Supplementary Material for: Altered Fate of Subventricular Zone Progenitor Cells and Reduced Neurogenesis following Neonatal Stroke

Objective: To investigate the effects of neonatal stroke on progenitor cells lining the lateral ventricles. Methods: Intraventricular injection of replication-incompetent green fluorescent protein (GFP)-expressing lentivirus was performed in postnatal day 1 (P1) rats to specifically label radial glia/type B neural stem cells and ependymal cells of the lateral ventricle. A subset of animals was exposed to transient middle cerebral artery occlusion (MCAO) at P7, with mild or moderate injury confirmed by diffusion-weighted MRI and histology. Newborn cells were identified by GFP expression, location and expression of cell type-specific markers in the striatum, cortex and olfactory bulb using confocal microscopy and systematic random sampling. Results: Three weeks lentiviral GFP transduction of cells in the lateral ventricle, abundant GFP-expressing neurons and glia were identified in the rostral migratory stream, olfactory bulb and striatum as expected from labeling the subventricular zone (SVZ) type B neural stem cell lineage.
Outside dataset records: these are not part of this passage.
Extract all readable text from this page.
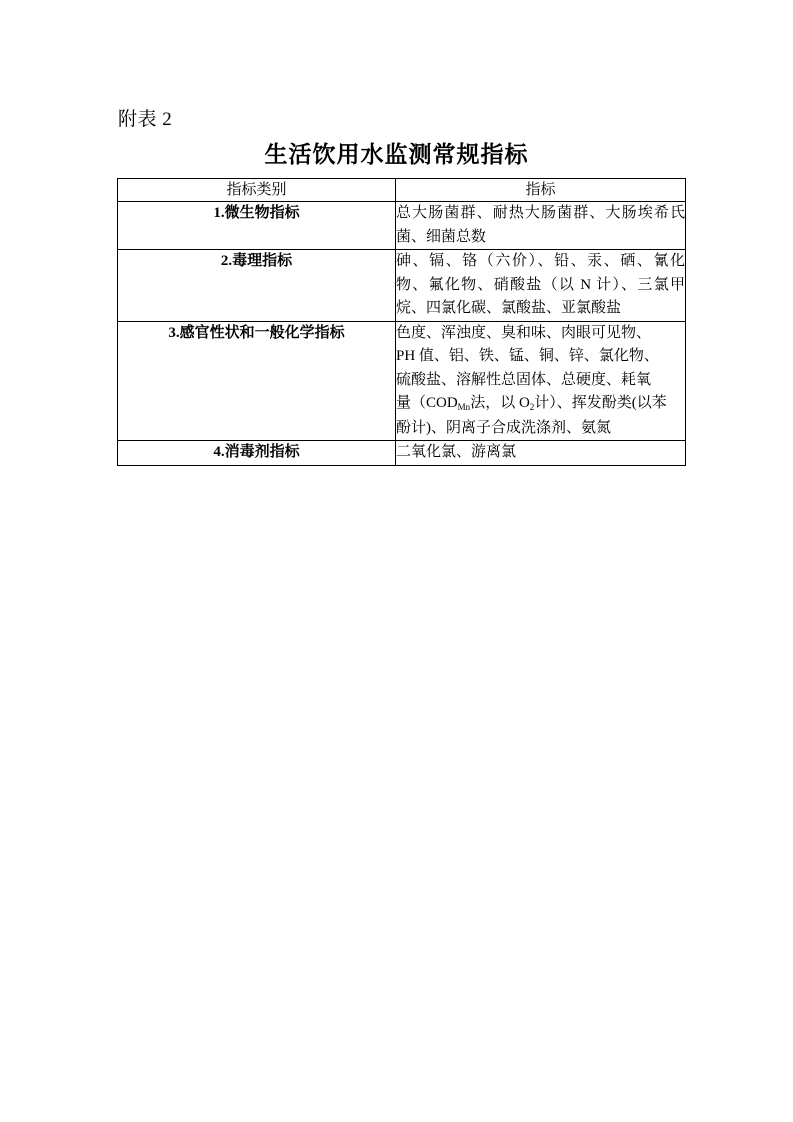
附表 2
生活饮用水监测常规指标
指标类别	指标
1.微生物指标	总大肠菌群、耐热大肠菌群、大肠埃希氏菌、细菌总数

2.毒理指标	砷、镉、铬（六价）、铅、汞、硒、氰化物、氟化物、硝酸盐（以 N 计）、三氯甲烷、四氯化碳、氯酸盐、亚氯酸盐

3.感官性状和一般化学指标	色度、浑浊度、臭和味、肉眼可见物、
PH 值、铝、铁、锰、铜、锌、氯化物、
硫酸盐、溶解性总固体、总硬度、耗氧
量（$COD_{Mn}$法，以 $O_2$计）、挥发酚类(以苯
酚计)、阴离子合成洗涤剂、氨氮

4.消毒剂指标	二氧化氯、游离氯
Two weeks following mild or severe focal stroke at P7, no GFP-expressing neurons were detected in striatum or cortex although some single-labeled doublecortin+ immature neurons were detected in the penumbra. The densities of GFP+/ glial fibrillary acidic protein (GFAP)+ astrocytes and GFP+/O4+ oligodendrocytes were reduced in the striatum following MCAO (4.8 ± 1.02 vs. 2.5 ± 0.4 cells/high-power field, HPF; p = 0.005; 2.8± 1 vs. 0.5 ± 0.2 cells/HPF, p = 0.008). Furthermore, there was a reduction of GFP+ cells in the olfactory bulb following MCAO (58.8 ± 14.9 vs. 19.6 ± 5.4 cells/HPF, p = 0.025). Finally, there was an increased percentage of GFP+/GFAP+ cells (70 vs. 50%), with a decreased proportion of GFP+/O4+ cells (14 vs. 30%) in injured animals. Conclusion: Neurogenesis originating from cells of the lateral ventricle, including SVZ type B cells, is significantly reduced following neonatal stroke. Furthermore, neonatal stroke disrupts gliogenesis in the striatum, decreasing overall numbers of new glia and shifting the population towards astrocytes.